紡ぎ直される「きずな」
LIMO通信 vol.34より
昨年末、我が家に一通のハガキが届いた。
手紙の送り主はここ数年間、年賀のやり取りもなくなっていた知人からだった。
知人の名前のわきには、見覚えのある女性の名前も記されていた。
その女性は、災害ボランティアとして首都圏の大学から被災地支援に入っていた頃に知り合ったのだから今は立派な社会人になっているはずだった。
ハガキに記されている住所を見ると、間違いなく知人の住んでいる新潟県とある。
ハガキの裏面を見ると、そこには「この度、家族で新潟県に引っ越してきました。ぜひ遊びに来てください」とある。
住所移転のあいさつ文のわきに添えられている一枚の写真は、天気の良い日に見える日本海の夕日だった。
すぐにこの写真が撮れる場所は、あそこしかないはずだと気が付いた。
ハガキの最後には、「中越沖地震被災地でのボランティア活動ではお世話になりました。あれから10年の歳月が流れようとしています。東京生まれなのに、都会暮らしに馴染めず、何をしても一人前にできない私が、初めて人から褒めて頂いたこの土地で暮らす決心をしました」とあった。
数年振りにその知人に電話を入れ事情を聞いてみると、今、彼女は自分の家に住んでいるのだと教えてくれた。
彼女は、東京で結婚生活に疲れ、子ども一人を連れて新潟に越して来たのだと言う。
「女房と一緒に家回りの雪をきれいにしてくれるから大助かりさ。それに、近所の母ちゃんたちと民宿を始めようと話し込んでいる」
知人の声が弾んでいることは、電話越しに聞いているだけでもすぐに分かった。
しかも、彼女は10年前の災害ボランティア仲間の皆さんに引っ越しの挨拶のハガキを出していたのだがそのハガキを受け取ったボランティア仲間の皆さんのアイディアで春夏秋冬のスペシャルツアーを企画しているのだと嬉しそうに話してくれた。
後日、私は彼女からまだアイディア段階だというスペシャルツアーの企画案を、驚きを持って聞いていた。
企画案の中身にではなく、その手法に驚いていた。
彼女と彼女の仲間たちは、春夏秋冬、ここ中越沖地震の被災地でボランティアをした皆さんに招待状付きのツアー案内を出そうと考えていた。
そのツアーは無償ではないのだから「採算割れしない最低人数20名の参加者は確保できますか。
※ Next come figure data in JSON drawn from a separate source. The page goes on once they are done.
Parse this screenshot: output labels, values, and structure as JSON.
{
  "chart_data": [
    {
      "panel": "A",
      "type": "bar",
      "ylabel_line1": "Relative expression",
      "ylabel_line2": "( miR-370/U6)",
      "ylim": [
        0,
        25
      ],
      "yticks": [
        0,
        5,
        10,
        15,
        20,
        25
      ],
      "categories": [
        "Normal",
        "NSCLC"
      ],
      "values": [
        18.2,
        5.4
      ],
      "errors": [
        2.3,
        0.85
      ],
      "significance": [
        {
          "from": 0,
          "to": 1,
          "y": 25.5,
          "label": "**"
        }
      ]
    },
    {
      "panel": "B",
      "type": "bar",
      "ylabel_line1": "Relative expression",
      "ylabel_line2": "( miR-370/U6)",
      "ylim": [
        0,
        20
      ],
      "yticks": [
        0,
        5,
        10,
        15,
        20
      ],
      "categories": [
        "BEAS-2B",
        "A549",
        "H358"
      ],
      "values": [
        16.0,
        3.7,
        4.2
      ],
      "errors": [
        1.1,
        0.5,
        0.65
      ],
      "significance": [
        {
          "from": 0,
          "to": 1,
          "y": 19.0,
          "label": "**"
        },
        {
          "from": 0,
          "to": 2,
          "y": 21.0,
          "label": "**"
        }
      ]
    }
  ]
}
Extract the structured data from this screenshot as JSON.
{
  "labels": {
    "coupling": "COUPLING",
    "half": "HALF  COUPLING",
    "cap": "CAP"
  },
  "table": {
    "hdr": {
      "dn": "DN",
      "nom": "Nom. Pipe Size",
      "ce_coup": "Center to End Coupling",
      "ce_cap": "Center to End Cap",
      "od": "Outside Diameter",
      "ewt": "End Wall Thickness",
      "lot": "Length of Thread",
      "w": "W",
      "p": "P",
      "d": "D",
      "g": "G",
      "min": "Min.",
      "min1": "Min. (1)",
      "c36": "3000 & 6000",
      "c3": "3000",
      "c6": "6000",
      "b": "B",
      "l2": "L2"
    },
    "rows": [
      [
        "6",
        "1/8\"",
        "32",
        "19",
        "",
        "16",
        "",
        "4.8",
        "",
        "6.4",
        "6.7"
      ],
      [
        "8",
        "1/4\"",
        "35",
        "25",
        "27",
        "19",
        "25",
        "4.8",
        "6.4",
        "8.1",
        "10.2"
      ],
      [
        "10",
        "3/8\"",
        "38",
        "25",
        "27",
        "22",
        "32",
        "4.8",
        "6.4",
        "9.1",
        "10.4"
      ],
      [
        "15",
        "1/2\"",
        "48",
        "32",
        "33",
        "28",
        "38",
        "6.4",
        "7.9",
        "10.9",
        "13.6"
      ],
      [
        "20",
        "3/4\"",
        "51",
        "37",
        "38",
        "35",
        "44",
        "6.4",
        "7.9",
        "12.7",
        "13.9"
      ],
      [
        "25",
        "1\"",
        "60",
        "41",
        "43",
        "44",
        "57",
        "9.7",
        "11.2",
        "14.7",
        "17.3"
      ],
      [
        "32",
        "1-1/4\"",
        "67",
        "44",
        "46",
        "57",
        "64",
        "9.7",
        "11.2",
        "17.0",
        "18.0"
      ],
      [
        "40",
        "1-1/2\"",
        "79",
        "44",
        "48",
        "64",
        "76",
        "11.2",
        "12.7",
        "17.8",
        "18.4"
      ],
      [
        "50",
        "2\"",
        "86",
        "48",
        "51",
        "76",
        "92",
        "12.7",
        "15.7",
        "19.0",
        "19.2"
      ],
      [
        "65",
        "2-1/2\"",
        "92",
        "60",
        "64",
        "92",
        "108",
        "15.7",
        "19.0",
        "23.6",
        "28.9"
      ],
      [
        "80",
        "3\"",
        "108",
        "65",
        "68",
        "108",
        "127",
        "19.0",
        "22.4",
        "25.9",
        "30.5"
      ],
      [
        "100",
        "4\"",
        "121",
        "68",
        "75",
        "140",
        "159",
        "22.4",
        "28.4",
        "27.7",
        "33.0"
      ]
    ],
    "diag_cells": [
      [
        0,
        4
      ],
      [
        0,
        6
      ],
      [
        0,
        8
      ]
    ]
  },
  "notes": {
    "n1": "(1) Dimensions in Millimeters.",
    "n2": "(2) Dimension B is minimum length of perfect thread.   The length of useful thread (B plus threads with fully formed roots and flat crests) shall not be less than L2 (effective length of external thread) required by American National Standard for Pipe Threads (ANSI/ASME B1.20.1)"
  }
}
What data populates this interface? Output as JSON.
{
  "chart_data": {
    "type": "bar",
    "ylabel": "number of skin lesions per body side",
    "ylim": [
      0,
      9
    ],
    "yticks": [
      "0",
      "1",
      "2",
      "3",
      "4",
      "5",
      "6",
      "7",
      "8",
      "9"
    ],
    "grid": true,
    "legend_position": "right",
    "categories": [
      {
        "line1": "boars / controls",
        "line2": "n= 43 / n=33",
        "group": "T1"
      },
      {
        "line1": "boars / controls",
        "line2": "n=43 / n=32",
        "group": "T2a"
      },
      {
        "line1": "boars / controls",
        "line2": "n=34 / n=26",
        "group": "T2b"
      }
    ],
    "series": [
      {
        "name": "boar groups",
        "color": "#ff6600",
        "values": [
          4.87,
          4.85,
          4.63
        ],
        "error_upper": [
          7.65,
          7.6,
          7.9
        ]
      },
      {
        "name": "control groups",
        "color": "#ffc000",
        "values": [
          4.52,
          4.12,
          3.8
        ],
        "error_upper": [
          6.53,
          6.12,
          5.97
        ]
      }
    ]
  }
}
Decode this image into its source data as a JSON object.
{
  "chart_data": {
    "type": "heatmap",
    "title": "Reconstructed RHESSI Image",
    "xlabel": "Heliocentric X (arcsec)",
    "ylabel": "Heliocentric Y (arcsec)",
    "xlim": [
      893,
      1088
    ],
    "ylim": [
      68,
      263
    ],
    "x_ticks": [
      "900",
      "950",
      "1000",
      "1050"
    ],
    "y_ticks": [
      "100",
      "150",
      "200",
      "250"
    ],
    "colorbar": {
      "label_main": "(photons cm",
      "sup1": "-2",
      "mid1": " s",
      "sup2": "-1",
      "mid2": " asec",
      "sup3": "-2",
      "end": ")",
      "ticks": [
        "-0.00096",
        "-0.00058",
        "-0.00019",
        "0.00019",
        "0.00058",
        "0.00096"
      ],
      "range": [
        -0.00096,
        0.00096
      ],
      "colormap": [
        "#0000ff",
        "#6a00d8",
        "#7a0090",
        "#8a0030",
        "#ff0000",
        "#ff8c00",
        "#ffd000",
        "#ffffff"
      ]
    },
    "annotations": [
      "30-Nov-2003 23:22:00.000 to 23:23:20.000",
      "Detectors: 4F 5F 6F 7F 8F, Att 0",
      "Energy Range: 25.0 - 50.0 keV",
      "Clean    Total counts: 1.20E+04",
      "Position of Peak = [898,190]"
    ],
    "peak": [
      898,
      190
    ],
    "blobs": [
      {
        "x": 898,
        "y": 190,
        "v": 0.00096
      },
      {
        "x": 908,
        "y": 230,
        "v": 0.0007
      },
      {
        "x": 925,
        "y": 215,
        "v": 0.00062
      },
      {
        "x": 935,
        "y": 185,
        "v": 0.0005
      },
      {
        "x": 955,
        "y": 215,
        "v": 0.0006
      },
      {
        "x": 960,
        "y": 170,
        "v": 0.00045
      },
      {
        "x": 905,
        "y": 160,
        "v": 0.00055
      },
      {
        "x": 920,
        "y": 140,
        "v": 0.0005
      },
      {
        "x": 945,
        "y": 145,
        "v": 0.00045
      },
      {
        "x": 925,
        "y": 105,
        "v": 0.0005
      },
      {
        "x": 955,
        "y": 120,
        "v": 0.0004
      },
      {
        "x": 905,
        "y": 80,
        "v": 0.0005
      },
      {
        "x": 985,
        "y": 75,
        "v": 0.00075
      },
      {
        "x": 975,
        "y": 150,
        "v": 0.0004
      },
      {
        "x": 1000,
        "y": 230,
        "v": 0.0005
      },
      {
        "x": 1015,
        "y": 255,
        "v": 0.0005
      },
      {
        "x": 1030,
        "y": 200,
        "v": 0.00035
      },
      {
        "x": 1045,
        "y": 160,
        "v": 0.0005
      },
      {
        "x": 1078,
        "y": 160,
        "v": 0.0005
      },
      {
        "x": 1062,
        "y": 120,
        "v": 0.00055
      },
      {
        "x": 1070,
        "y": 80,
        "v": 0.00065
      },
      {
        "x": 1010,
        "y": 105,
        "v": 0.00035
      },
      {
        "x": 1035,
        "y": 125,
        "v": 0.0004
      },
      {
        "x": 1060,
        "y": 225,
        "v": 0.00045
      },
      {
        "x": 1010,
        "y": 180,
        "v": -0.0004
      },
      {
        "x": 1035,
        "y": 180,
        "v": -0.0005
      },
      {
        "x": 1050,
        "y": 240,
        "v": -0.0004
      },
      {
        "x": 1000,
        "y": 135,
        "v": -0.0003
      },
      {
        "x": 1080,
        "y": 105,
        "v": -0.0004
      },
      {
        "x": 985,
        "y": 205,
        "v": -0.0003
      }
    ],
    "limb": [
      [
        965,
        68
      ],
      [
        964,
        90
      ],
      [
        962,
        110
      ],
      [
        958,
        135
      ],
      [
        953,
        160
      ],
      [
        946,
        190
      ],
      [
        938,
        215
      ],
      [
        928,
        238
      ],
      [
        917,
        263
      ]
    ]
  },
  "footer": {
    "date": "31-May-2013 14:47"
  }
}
しかも春夏秋冬、最低でも年4回開催する計画ですから80名の参加がないと続けられませんよね」と聞いてみると「10年前ボランティアで知り合った皆さんは、全員ここが好きなんです。いえ、少しニュアンスが違いますね。ここに住んでいる『人の生き方』が好きなボランティアの人たちに向かって声を掛けますからきっと楽しいツアーになると思います」と屈託なく笑う。
とても東京で結婚生活に疲れて都会を離れようとしている人とは思えなかった。
これから先、彼女がこの土地でどんな人生を送るのかは分からない。
ただ、人と人の関係を紡ぎ直すことに、優れた知覚をもっていることは確かだと感じている。